一些序列檔案格式在寫入檔案時需要分子類型，先前該分子類型是使用 Bio.Alphabet 物件作為 Seq 物件的 .alphabet 屬性記錄的。現在，它作為分子類型字串記錄在 SeqRecord 物件的 annotation 字典中。

# Old style
from Bio.Alphabet import generic_dna
from Bio.Seq import Seq
from Bio.SeqRecord import SeqRecord
from Bio import SeqIO

seq = Seq("ATGCGTGCAT", generic_dna)
record = SeqRecord(seq, id="test")
SeqIO.write(record, "test_write.gb", "genbank")

# New style
from Bio.Seq import Seq
from Bio.SeqRecord import SeqRecord
from Bio import SeqIO

seq = Seq("ATGCGTGCAT")
record = SeqRecord(seq, id="test", annotations={"molecule_type": "DNA"})
SeqIO.write(record, "test_write.gb", "genbank")

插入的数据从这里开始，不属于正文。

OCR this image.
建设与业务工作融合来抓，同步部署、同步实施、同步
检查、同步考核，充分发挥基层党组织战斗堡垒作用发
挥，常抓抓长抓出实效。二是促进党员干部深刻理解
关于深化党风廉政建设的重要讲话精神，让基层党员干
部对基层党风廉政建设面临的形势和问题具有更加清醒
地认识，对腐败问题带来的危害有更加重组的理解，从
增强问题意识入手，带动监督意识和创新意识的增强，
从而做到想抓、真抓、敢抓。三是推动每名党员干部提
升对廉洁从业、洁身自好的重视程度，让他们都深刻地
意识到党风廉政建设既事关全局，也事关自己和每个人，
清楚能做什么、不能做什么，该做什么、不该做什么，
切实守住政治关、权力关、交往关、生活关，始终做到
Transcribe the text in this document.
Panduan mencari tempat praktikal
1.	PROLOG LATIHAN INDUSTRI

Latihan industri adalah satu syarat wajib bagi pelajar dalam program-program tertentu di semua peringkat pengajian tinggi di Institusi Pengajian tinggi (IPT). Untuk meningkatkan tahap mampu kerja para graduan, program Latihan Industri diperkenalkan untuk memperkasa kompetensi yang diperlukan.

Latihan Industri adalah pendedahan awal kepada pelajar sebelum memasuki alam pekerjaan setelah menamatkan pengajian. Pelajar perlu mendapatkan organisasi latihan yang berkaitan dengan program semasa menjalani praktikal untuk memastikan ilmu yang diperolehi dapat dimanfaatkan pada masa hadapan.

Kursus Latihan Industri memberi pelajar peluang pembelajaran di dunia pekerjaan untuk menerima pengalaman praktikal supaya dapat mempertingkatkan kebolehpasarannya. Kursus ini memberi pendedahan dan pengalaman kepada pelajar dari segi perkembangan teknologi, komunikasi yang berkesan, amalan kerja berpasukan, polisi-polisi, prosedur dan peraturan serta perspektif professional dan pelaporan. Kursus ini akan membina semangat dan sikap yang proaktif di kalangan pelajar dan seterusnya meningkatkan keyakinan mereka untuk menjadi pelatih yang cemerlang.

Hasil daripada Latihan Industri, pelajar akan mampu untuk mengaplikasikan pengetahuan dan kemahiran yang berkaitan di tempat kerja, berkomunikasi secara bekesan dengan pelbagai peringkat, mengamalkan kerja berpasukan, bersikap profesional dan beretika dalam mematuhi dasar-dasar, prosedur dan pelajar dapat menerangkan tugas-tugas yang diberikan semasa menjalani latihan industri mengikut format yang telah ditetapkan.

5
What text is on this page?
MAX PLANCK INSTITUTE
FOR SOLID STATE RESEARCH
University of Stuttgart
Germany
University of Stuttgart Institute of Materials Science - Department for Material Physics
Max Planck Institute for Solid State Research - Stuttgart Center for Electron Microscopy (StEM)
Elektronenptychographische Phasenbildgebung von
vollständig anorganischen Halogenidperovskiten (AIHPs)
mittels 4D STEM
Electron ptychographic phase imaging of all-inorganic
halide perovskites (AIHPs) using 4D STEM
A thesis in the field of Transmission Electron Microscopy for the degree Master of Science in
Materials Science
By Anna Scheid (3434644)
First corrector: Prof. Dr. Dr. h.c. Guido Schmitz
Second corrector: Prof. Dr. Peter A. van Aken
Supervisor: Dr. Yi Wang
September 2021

# Compatible with both pre- and post Biopython 1.78:
try:
    from Bio.Alphabet import generic_dna
except ImportError:
    generic_dna = None
from Bio.Seq import Seq
from Bio.SeqRecord import SeqRecord
from Bio import SeqIO

if generic_dna:
    # Newer Biopython refuses second argument
    seq = Seq("ATGCGTGCAT", generic_dna)
else:
    seq = Seq("ATGCGTGCAT")
record = SeqRecord(seq, id="test", annotations={"molecule_type": "DNA"})
SeqIO.write(record, "test_write.gb", "genbank")

Bio.SeqIO 剖析函式過去會接受一個可選的字母表引數，以便在無法從檔案格式中確定該值時設定此值。現在已不可能這樣做了

# Old style
from Bio.Alphabet import generic_dna
from Bio import SeqIO

# This file has a single record only
record = SeqIO.read("Tests/Fasta/wisteria.nu", "fasta", generic_dna)
rec_start = record[:20]
SeqIO.write(rec_start, "start_only.xml", "seqxml")

在像這樣的範例中，你必須在寫入記錄之前，在記錄的 annotation 中明確設定分子類型

# New style
from Bio import SeqIO

# This file has a single record only
record = SeqIO.read("Tests/Fasta/wisteria.nu", "fasta")
rec_start = record[:20]
rec_start.annotations["molecule_type"] = "DNA"
SeqIO.write(rec_start, "start_only.xml", "seqxml")

同樣地，Bio.SeqIO.convert 函式的可選字母表引數已替換為可選的分子類型引數

# Old style
from Bio.Alphabet import generic_dna
from Bio import SeqIO

SeqIO.convert("example.fasta", "fasta", "example.xml", "seqxml", generic_dna)

# New style
from Bio import SeqIO

SeqIO.convert("example.fasta", "fasta", "example.xml", "seqxml", "DNA")

這是一種編寫向後相容版本的方式

# Compatible with both pre- and post Biopython 1.78:
try:
    from Bio.Alphabet import generic_dna
except ImportError:
    generic_dna = "DNA"
from Bio import SeqIO

SeqIO.convert("example.fasta", "fasta", "example.xml", "seqxml", generic_dna)

其他變更

過去使用字母表來指定預期的字母或符號列表的程式碼，現在通常會將有效字元視為字串（例如 Bio.motifs）。